12

8.1K 363 4
                                    


INES POV

Aku jemput kamu besok

Aku membaca kembali pesan Raffa dari malam, jam dua belas malam. Raffa pasti tidak bisa tidur. Tiba-tiba saja aku malah memikirkan keadaan Raffa. Dia juga pasti belum sarapan sekarang karena tidak ada yang menyiapkan. Suara panggilan mamah yang memintaku untuk segera sarapan bersama, membuyarkan lamunanku dan segera keluar kamar. Mamah, papah, dan Luna sudah duduk di meja makan menungguku.

Suara mobil terdengar dari depan rumah saat kami tengah sarapan, dan aku yakin itu pasti Raffa. Mamah melirikku dan memintaku untuk menghampiri Raffa. Tapi aku mengkambing hitamkan Luna, "Lun, kamu samperin kak Raffa dan bilang kalau kakak lagi sarapan"

Mamah dan papah geleng-geleng kepala melihat kelakuanku.
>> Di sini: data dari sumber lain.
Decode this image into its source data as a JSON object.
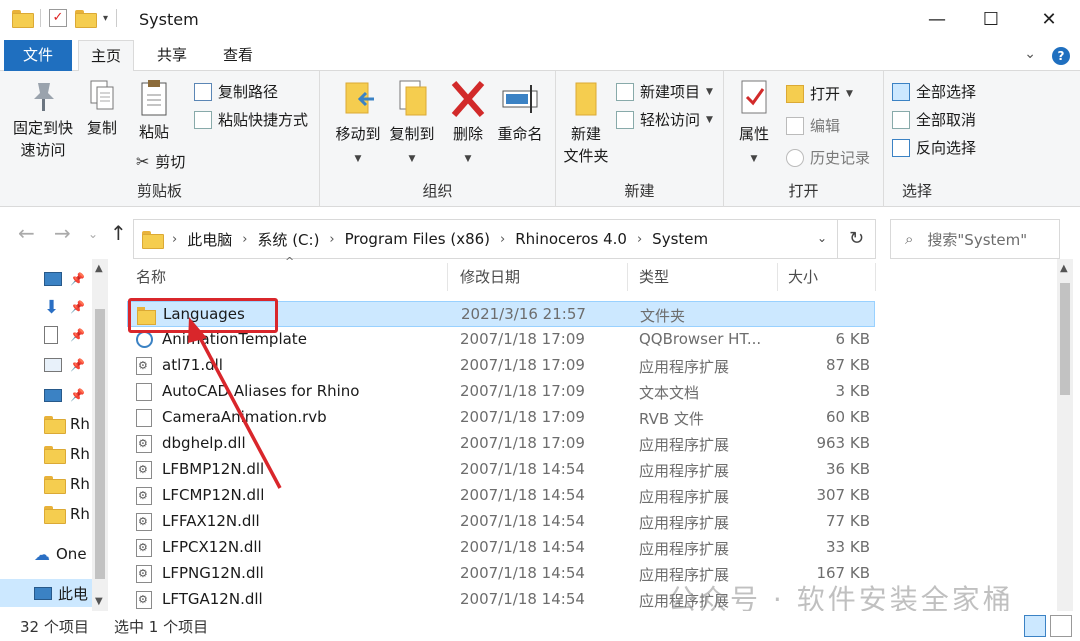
{
  "window": {
    "title": "System",
    "minimize": "—",
    "maximize": "☐",
    "close": "✕"
  },
  "tabs": [
    {
      "label": "文件"
    },
    {
      "label": "主页"
    },
    {
      "label": "共享"
    },
    {
      "label": "查看"
    }
  ],
  "help_icon": "?",
  "ribbon": {
    "clipboard": {
      "label": "剪贴板",
      "pin_quick_access": "固定到快\n速访问",
      "pin_line1": "固定到快",
      "pin_line2": "速访问",
      "copy": "复制",
      "paste": "粘贴",
      "copy_path": "复制路径",
      "paste_shortcut": "粘贴快捷方式",
      "cut": "剪切"
    },
    "organize": {
      "label": "组织",
      "move_to": "移动到",
      "copy_to": "复制到",
      "delete": "删除",
      "rename": "重命名"
    },
    "new": {
      "label": "新建",
      "new_folder_line1": "新建",
      "new_folder_line2": "文件夹",
      "new_item": "新建项目",
      "easy_access": "轻松访问"
    },
    "open": {
      "label": "打开",
      "properties": "属性",
      "open": "打开",
      "edit": "编辑",
      "history": "历史记录"
    },
    "select": {
      "label": "选择",
      "select_all": "全部选择",
      "select_none": "全部取消",
      "invert": "反向选择"
    }
  },
  "address": {
    "crumbs": [
      "此电脑",
      "系统 (C:)",
      "Program Files (x86)",
      "Rhinoceros 4.0",
      "System"
    ],
    "search_placeholder": "搜索\"System\""
  },
  "navpane": {
    "items": [
      {
        "label": "Rh"
      },
      {
        "label": "Rh"
      },
      {
        "label": "Rh"
      },
      {
        "label": "Rh"
      },
      {
        "label": "One"
      },
      {
        "label": "此电"
      }
    ]
  },
  "columns": {
    "name": "名称",
    "date": "修改日期",
    "type": "类型",
    "size": "大小"
  },
  "files": [
    {
      "name": "Languages",
      "date": "2021/3/16 21:57",
      "type": "文件夹",
      "size": "",
      "icon": "folder-icon",
      "selected": true
    },
    {
      "name": "AnimationTemplate",
      "date": "2007/1/18 17:09",
      "type": "QQBrowser HT...",
      "size": "6 KB",
      "icon": "html-icon"
    },
    {
      "name": "atl71.dll",
      "date": "2007/1/18 17:09",
      "type": "应用程序扩展",
      "size": "87 KB",
      "icon": "dll-icon"
    },
    {
      "name": "AutoCAD Aliases for Rhino",
      "date": "2007/1/18 17:09",
      "type": "文本文档",
      "size": "3 KB",
      "icon": "file-icon"
    },
    {
      "name": "CameraAnimation.rvb",
      "date": "2007/1/18 17:09",
      "type": "RVB 文件",
      "size": "60 KB",
      "icon": "file-icon"
    },
    {
      "name": "dbghelp.dll",
      "date": "2007/1/18 17:09",
      "type": "应用程序扩展",
      "size": "963 KB",
      "icon": "dll-icon"
    },
    {
      "name": "LFBMP12N.dll",
      "date": "2007/1/18 14:54",
      "type": "应用程序扩展",
      "size": "36 KB",
      "icon": "dll-icon"
    },
    {
      "name": "LFCMP12N.dll",
      "date": "2007/1/18 14:54",
      "type": "应用程序扩展",
      "size": "307 KB",
      "icon": "dll-icon"
    },
    {
      "name": "LFFAX12N.dll",
      "date": "2007/1/18 14:54",
      "type": "应用程序扩展",
      "size": "77 KB",
      "icon": "dll-icon"
    },
    {
      "name": "LFPCX12N.dll",
      "date": "2007/1/18 14:54",
      "type": "应用程序扩展",
      "size": "33 KB",
      "icon": "dll-icon"
    },
    {
      "name": "LFPNG12N.dll",
      "date": "2007/1/18 14:54",
      "type": "应用程序扩展",
      "size": "167 KB",
      "icon": "dll-icon"
    },
    {
      "name": "LFTGA12N.dll",
      "date": "2007/1/18 14:54",
      "type": "应用程序扩展",
      "size": "",
      "icon": "dll-icon"
    }
  ],
  "status": {
    "count": "32 个项目",
    "selected": "选中 1 个项目"
  },
  "watermark": "公众号 · 软件安装全家桶",
  "colors": {
    "accent": "#1f6fbf",
    "selection": "#cce8ff",
    "annotation": "#d9262b"
  }
}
"Raf, ayo duduk. Sarapan dulu"

Raffa duduk di sampingku dan menolak tawaran Bunda untuk sarapan.

"kenapa? Kamu sudah sarapan?", tanya mamah lagi pada Raffa.
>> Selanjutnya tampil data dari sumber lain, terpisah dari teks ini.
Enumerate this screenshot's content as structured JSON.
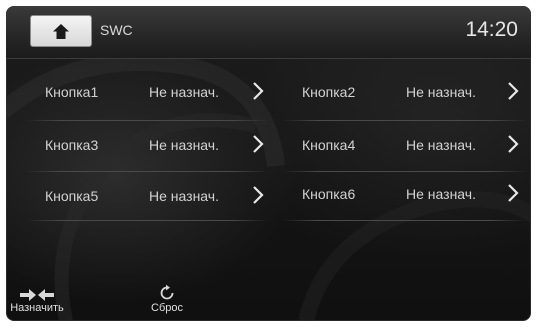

"tadi makan roti mah", jawab Raffa lagi. Aku jadi kembali kepikiran apakah Raffa tadi pagi kembali memuntahkan isi perutnya atau tidak. Tapi aku tidak berniat untuk bertanya pada Raffa dan malah mengabaikannya.

"mobil kamu mana Raf? Kenapa naik taksi?", tanya Bunda lagi saat melihat taksi yang terparkir di depan rumah.

"ada mah, aku lagi capek aja jadinya naik taksi", balas Raffa, aku yakin sekali Raffa pasti sedang kurang enak badan dan muntah-muntah lagi. Selama perjalanan ke sekolah, kami saling berdiam diri. Sebenarnya aku ingin sekali bertanya tentang keadaannya sekarang. Apakah dia baik-baik saja atau masih merasa pusing. Tapi aku malah tetap diam dan terkalahkan oleh egoku. Raffa pun sepertinya tidak ingin berbicara denganku. Atau mungkin dia menungguku untuk memulai pembicaraan lebih dulu.

Taksi berhenti di depan gerbang sekolah, aku hendak membuka pintu mobil namun Raffa memanggilku.

"Nes"

Aku masih memegang pintu mobil namun menahannya dan tetap berada di dalam mobil meskipun aku tidak menoleh pada Raffa.

"jangan sakit lagi. Perasaanku nggak enak hari ini"

Raffa kembali terdiam. Aku membuka pintu mobil dan meninggalkan Raffa lebih dulu. Aku kelihatan lebih murung hari ini. Hingga Dian berkali-kali harus menghiburku namun tetap saja tidak berhasil. Selama jam pelajaran pun, aku lebih banyak diam dan hanya melamun ketimbang mendengarkan penjelasan guru.

Ketika teman-temanku bersorak senang mendengar suara bel istirahat, aku hanya menghela nafas panjang. Dian yang berada di sampingku mecubit pipiku dan memintaku untuk lebih bersemangat lagi.

Dian menyenggolku dan berbisik di telingaku, "kak Dewa tuh di depan"

Aku terkejut dan mendapati Dewa berdiri di depan pintu kelas menungguku menghampirinya. Dewa memberikan senyumnya seperti biasa padaku.

"ada apa kak?", tanyaku padanya.

Dewa seperti menimbang untuk mengatakan sesuatu padaku sampai akhirnya Dian menyela pembicaraan kami, "Nes, gue ke kantin duluan. Lo nyusul ya", katanya setengah berlari menghampiri teman kami yang lain yang hendak ke kantin.

"ngomongnya sambil jalan ke kantin aja deh katanya", mengajakku jalan santai ke kantin.

"hmm, Nes, aku mau minta maaf sama kamu", katanya padaku, wajahnya tertunduk.

"minta maaf apa ka?", tanyaku lagi sedikit bingung, mengingat Dewa tidak punya kesalahan apapun padaku.

"hmm, gara-gara aku Carissa sampai melabrakmu kemarin", aku teringat kejadian kemarin saat Carissa memaki-maki diriku hanya karena aku menolak Dewa dan memilih Raffa. Tapi aku merasa kejadian itu tidak ada kaitannya dengan Dewa hingga dia harus meminta maaf padaku.